I have seen some argue that we could have avoided the virus, if we had locked our airspace before a single case was reported in the country. Kenya, a regional air transport hub would be the only country on earth that would not be having cases of the disease. Well, apart from those islands, most of which have a population of less than 20,000 people.

But think about it. Having suspended international travel, just like we have now, we would still be suffering a major economic crisis as we would not be exporting our horticultural products etc, people would not be traveling for business, we would not be receiving tourists, importers and traders would be stranded just as they are now. Businesses that deal with imported commodities, those that deal with exports, hotel and tourism sector etc would still have had to downsize or close down for a while, therefore some people would still have lost jobs.
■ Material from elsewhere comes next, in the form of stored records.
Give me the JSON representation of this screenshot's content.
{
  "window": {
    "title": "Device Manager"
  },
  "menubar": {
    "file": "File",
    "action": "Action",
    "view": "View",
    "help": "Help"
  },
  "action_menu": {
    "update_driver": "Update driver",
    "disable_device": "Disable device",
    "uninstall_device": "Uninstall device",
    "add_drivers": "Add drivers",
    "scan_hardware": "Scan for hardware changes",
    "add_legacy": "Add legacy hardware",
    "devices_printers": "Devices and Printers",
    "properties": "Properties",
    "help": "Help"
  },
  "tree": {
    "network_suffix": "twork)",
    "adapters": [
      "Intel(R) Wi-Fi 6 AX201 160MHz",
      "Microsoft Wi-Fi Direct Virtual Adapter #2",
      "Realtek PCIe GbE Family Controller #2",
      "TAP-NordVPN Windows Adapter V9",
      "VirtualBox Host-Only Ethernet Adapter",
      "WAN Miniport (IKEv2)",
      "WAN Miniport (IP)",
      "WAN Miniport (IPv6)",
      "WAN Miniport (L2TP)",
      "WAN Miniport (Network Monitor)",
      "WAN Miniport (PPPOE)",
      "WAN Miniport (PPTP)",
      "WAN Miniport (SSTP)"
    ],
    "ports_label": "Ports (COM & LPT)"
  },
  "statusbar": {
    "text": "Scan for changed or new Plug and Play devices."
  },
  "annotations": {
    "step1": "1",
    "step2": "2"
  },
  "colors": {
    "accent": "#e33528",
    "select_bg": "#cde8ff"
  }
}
Several months down the line, the rest of the world would have managed to deal with the virus and different populations would have developed herd immunity. The bodies of most human beings would have developed defense mechanisms to deal with the virus. So, as much as the disease would not have disappeared entirely from the environment, people would have learnt to deal with it.
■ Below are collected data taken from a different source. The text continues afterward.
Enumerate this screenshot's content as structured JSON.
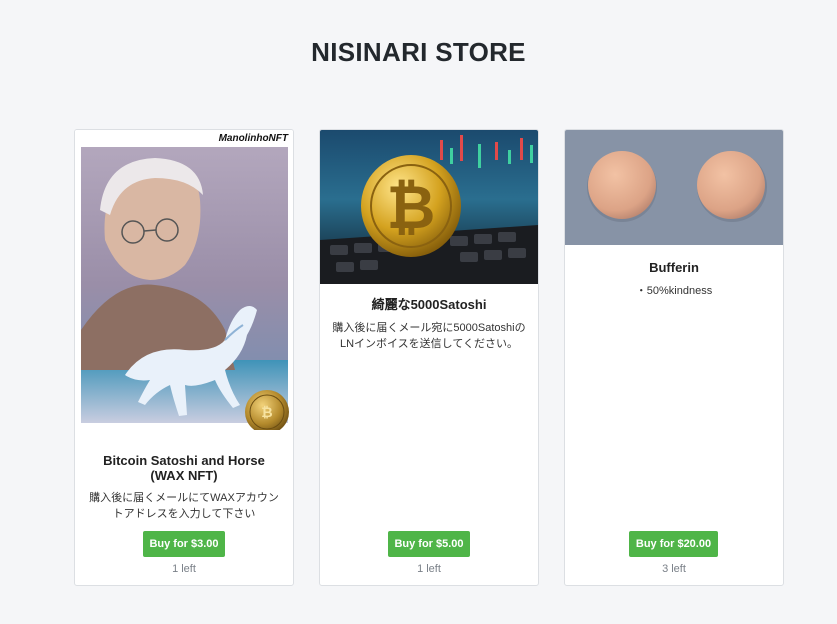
{
  "store": {
    "title": "NISINARI STORE"
  },
  "products": [
    {
      "watermark": "ManolinhoNFT",
      "name": "Bitcoin Satoshi and Horse (WAX NFT)",
      "description": "購入後に届くメールにてWAXアカウントアドレスを入力して下さい",
      "buy_label": "Buy for $3.00",
      "stock": "1 left"
    },
    {
      "coin_mark": "₿",
      "name": "綺麗な5000Satoshi",
      "description": "購入後に届くメール宛に5000SatoshiのLNインボイスを送信してください。",
      "buy_label": "Buy for $5.00",
      "stock": "1 left"
    },
    {
      "name": "Bufferin",
      "description": "・50%kindness",
      "buy_label": "Buy for $20.00",
      "stock": "3 left"
    }
  ],
  "colors": {
    "button": "#4fb548",
    "background": "#f5f6f8"
  }
}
Subsequently, international travel would have resumed and people’s lives would have gone back to normal….or the new normal. Kenya would have opened its airspace as well.

In such a scenario as stated above, this is my hypothesis of what would happen afterwards.

Kenyans would resume international travel and while out there, a few would interact with people who are asymptomatic or whose bodies have developed mechanism to deal with the virus. Couple of days later, those Kenyans would fly back into the country and go about their lives, not realizing they have contracted the virus. We would also receive visitors who are asymptomatic.

Before we realize it, the country would start reporting cases of Covid-19 and because unlike now when the alert levels are high and those arriving have been taken to quarantine, the systems would have eased up a bit, and those flying in would drive from the airport to their intended destinations, where they would interact with many people. And the virus would rapidly spread.

The sad part would be that while in other countries most people would have developed hard immunity, in Kenya the story would be different.

And so it would turn out that as the rest of the world is recovering from the pandemic and working to rebuild their economies, Kenya would be starting the process of closing schools, curfew, containment…. you know how it goes.

Meanwhile as the rest of the world is trying to figure out which strain of covid-19 we are dealing with, they would first suspend flights to and from Kenya. Which would mean export and import businesses would once more be halted, people who travel for business would once again sit here and wait, and so on and so forth.

Meanwhile the support we are receiving from other countries and our development partners at the moment would not be the less for obvious reasons.

The long and short of my very long story is, Covid-19 is a global pandemic and would have had to deal with it now or later. In my opinion, I prefer now when the attention of the whole world is focused on containing the virus.

And this ladies and gentlemen is a summary of Pauline Njoroge’s Sunday morning thoughts.”